Computers, pagers, radios, and many other electronic devices today are complex machines, and they often make use of a PCB, or a printed circuit board, that houses the wires and other electrical components that makes an electric item’ function possible. Without them, modern computers, radios, pagers, and more could not function, and small batch PCB assembly is done when manufacturers create many of these items for an intended device. In fact, there is no standard PCB; they will always be tailored to the electronic device that they are used for, and this means that PCB services should be outsourced to an item’s manufacturer or supplier. A PCB assembly quote can be issued when a manufacturer or service provider creates these items for another business, and PCB fabrication is a quick way to help a computer get built. Most often, the buying and selling of PCBs is business to business, or b2b, and small batch PCB assembly is something that a manufacturer can do for another business involved in a product’s construction. Circuit board assembly requires a fine understanding of how these delicate devices work, and small batch PCB assembly can be made easy when qualified crews are on the job.
How does a circuit board assembly work, and what are some common statistics of these pieces of hardware? Boards may often have many layers, and some common configurations include four six, eight, or ten layers on a multilayered board. And for more complex devices, such as a supercomputer, multi-layer boards with up to 42 layers have been known to exist. These boards are sensitive to temperature, and fans or cooling liquid can be used to help regulate a computer’s temperature to prevent damage from occurring. In particular, soldering quality during assembly will be affected by temperature. Until a temperature of 160 degrees Celsius is reached, the temperature during a soldering job can be allowed to rise one to two degrees Celsius per second, but if the temperature rises too quickly, the PCB may be damaged, such as during small batch PCB assembly, and the unit will be warped and potentially rendered completely useless.

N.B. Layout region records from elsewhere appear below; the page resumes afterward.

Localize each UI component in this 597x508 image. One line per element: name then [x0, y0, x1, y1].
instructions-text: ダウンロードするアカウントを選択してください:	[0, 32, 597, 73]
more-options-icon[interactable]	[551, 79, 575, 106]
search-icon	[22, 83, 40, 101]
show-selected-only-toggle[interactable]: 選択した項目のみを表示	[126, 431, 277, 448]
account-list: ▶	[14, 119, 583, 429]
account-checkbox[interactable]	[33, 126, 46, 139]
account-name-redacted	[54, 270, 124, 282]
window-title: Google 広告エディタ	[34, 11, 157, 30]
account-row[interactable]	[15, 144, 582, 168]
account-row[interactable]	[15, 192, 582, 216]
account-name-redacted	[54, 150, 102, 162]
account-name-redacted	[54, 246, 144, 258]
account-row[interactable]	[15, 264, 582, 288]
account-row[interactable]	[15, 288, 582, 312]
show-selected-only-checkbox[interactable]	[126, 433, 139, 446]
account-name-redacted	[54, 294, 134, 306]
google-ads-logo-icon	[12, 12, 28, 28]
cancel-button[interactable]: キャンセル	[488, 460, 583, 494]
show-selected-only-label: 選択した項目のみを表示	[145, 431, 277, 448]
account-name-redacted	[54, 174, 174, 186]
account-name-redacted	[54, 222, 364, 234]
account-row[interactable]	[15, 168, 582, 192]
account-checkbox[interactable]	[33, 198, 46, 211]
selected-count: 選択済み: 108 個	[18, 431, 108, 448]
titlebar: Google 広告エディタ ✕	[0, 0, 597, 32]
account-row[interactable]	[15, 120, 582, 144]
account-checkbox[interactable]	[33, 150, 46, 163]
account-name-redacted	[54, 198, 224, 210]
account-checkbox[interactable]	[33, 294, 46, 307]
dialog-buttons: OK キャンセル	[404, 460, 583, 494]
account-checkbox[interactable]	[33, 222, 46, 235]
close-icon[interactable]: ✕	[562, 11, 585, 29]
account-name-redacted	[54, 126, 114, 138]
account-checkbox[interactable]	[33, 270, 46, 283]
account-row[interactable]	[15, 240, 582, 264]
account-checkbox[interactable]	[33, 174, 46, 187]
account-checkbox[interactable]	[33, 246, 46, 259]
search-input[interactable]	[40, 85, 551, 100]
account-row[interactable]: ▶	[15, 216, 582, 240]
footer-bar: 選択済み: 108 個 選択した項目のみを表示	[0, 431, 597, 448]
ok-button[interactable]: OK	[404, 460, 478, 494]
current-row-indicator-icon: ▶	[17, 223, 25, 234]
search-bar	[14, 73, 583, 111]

Often, small batch PCB assembly or bigger assembly jobs can be done automatically, and this drastically increases production rates. For some automated manufacturers, a PCB assembly line can have a standard turn-time of five days or even less time, and that is 75% less than the industry standard. It has also been determined that just one automatic line can place and solder more components than 50 hand solder operators can, and the machine may do this with better quality control. This may be important if a complex, multi-layer PCB is being built for a supercomputer, where the allowed margins of error are extremely small, if allowed at all, and a faulty PCB board can be expensive to replace. In fact, no manufacturer will want to produce faulty goods; a survey done by the Aberdeen Group found that PCBs represent a huge 31% of the cost of any product, meaning that there is little tolerance for errors or delays in construction and shipping. In a b2b transaction, the buyer will acquire a shipment of PCBs, such as those made from small batch PCB assembly, and use them to help complete the manufacture of a finished item such as a home PC, a radio, or a pager or beeper, and the buyer will be sent a quote for all these PCBs acquired. Depending o the complexity of the PCBs bought, this invoice or quote might be fairly high, but for today’s advanced electronics, there is simply no substitute for a well-made PCB.
These devices date back to the earliest crude models used in the 19th century, and ever since radios and PCs became more powerful and prevalent in the business sector and the consumer market alike, many prototypes are being built all the time to create faster, more reliable models that may have many layers so that they can perform more work in high-spec computers and more. In fact, the Aberdeen Group has determined that even a simple PCB will require 11.6 physical prototypes on average, and more complex ones will need an average of 16.1 prototypes built before a final, workable model has been designed and is ready for construction.